# Fortune cookie generator

The Fortune cookie generator is in
essence a Markov-chain-based text generator, but with the novel
improvement of “smoothing” the model with a prior based on the
1- through (`n` − 1)-grams.

The standard algorithm involves creating a Markov transition matrix
for all observed `n`-grams in a corpus. The choice of `n` has a
large effect on the quality of the generated text. For small `n`,
the effect is word salad, but for large `n` because there have been
so few observations the generator tends to quote large portions of
text from the corpus.

The question I wondered was whether there was a way to merge the models of various chain lengths so that, while it could quote large portions, it could also pivot on one or two words, creating more interesting generated output.

## 1. Creating the model

The intuition of the smoothed model comes from thinking about text
generation as a *prediction* problem. What is the most likely
next word given the words seen thus far? Given a sequence of `n`
words never before seen in the training data, an `n`-gram model
would have nothing to say. But surely there is a way to predict a
next word, since, at the least, the last word in the sequence could
predict a next word using the 1-gram model.

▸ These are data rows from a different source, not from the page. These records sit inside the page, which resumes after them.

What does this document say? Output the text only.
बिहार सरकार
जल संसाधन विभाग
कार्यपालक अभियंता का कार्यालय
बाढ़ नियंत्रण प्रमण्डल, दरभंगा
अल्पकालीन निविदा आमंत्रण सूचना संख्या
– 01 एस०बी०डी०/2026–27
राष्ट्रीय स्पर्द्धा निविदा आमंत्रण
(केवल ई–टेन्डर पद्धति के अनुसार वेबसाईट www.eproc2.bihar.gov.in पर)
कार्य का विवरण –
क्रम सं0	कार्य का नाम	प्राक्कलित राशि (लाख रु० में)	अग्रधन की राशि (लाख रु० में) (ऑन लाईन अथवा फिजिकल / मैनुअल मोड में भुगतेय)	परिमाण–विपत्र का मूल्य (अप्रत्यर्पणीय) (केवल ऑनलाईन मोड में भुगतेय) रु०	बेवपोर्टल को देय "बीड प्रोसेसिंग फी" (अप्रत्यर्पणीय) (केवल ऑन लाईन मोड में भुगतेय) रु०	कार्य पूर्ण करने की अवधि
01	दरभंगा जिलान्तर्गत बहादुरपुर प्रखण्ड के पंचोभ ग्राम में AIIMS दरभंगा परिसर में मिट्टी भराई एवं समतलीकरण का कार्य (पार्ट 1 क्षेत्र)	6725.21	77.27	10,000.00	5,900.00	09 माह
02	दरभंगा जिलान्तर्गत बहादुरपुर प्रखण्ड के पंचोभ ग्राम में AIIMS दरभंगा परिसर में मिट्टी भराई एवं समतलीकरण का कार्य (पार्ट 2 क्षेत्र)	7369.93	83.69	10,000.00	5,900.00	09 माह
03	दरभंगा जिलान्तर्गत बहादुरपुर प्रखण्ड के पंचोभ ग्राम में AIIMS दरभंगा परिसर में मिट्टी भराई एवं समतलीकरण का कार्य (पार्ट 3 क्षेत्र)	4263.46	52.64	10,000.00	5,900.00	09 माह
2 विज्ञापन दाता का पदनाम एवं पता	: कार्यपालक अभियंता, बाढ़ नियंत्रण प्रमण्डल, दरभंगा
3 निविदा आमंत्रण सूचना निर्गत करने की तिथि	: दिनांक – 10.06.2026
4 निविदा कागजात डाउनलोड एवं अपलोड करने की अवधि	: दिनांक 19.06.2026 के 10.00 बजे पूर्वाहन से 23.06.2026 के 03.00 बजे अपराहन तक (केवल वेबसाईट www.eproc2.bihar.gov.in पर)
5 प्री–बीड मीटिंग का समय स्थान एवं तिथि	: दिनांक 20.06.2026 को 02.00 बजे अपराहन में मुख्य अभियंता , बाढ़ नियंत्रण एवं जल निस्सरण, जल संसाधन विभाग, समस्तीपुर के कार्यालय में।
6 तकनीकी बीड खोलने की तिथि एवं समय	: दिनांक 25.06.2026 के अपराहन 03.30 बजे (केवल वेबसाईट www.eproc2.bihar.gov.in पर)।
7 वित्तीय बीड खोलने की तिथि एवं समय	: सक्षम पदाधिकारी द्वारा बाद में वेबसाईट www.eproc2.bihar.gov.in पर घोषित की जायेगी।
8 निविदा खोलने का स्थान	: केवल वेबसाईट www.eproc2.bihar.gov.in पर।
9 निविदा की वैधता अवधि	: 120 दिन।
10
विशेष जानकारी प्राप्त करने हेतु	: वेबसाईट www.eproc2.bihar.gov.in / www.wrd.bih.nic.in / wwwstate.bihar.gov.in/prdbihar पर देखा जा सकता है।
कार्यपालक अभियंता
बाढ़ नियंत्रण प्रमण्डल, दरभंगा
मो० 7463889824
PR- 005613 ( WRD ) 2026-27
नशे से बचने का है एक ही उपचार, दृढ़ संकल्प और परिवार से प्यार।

The first thing to notice is that it is possible to create an
equivalent `n`-gram model from an (`n` − 1)-gram model by prefixing
each (`n` − 1)-gram with every word from the dictionary. The second
thing to notice is that it is possible to combine two `n`-gram
models by computing the weighted average of the two transition
matrices, and this is equivalent to creating the `n`-gram model of a
corpus created by appending the corresponding corpuses (with
multiplicity, when the weight is a rational number).

The smoothed `n`-gram model with parameter `β` then is the
smoothed (`n` − 1)-gram model lifted to an `n`-gram model averaged
with `β` of the standard `n`-chain model. This has the stated
effect of creating an `n`-chain model with a prior from the
smaller-chained models. This particular way of doing it is simple
enough to implement, and doubtless there are other ways of choosing
the prior.

## 2. Implementation

Luckily we do not need to create the full transition matrix for the
smoothed model, since it would contain every sequence of `n` words
in the dictionary. Instead, the generator chooses which model to
follow at random (with geometrically decreasing probability), from
all models which have a prediction for the next word in the
sequence. The parameter which controls the expected length of the
chain is called “sense.”

## 3. Other details

One problem many Markov text generators face is of how long to keep generating text. One choice is to choose in advance some number of words to generate. However, this does not give good results because sentences may be cut off. Instead, this generator has special “words” for the beginning and end of a document so that the generator can 1) start at the start word and 2) end when it generates the end word.

Also: why fortunes? I thought people might have a tolerance for grammatical issues in this genre, as well as a willingness to look for some deeper meaning.

## 4. See also

- https://twitter.com/exquisit_ebooks is a Twitter account which has text generated using the same method but with different corpuses.
- Wisdom is a different version in which I tried to do topic modeling to create a Markov model for each topic. What you say determines a weighted average of models for the text generation. The results are questionable.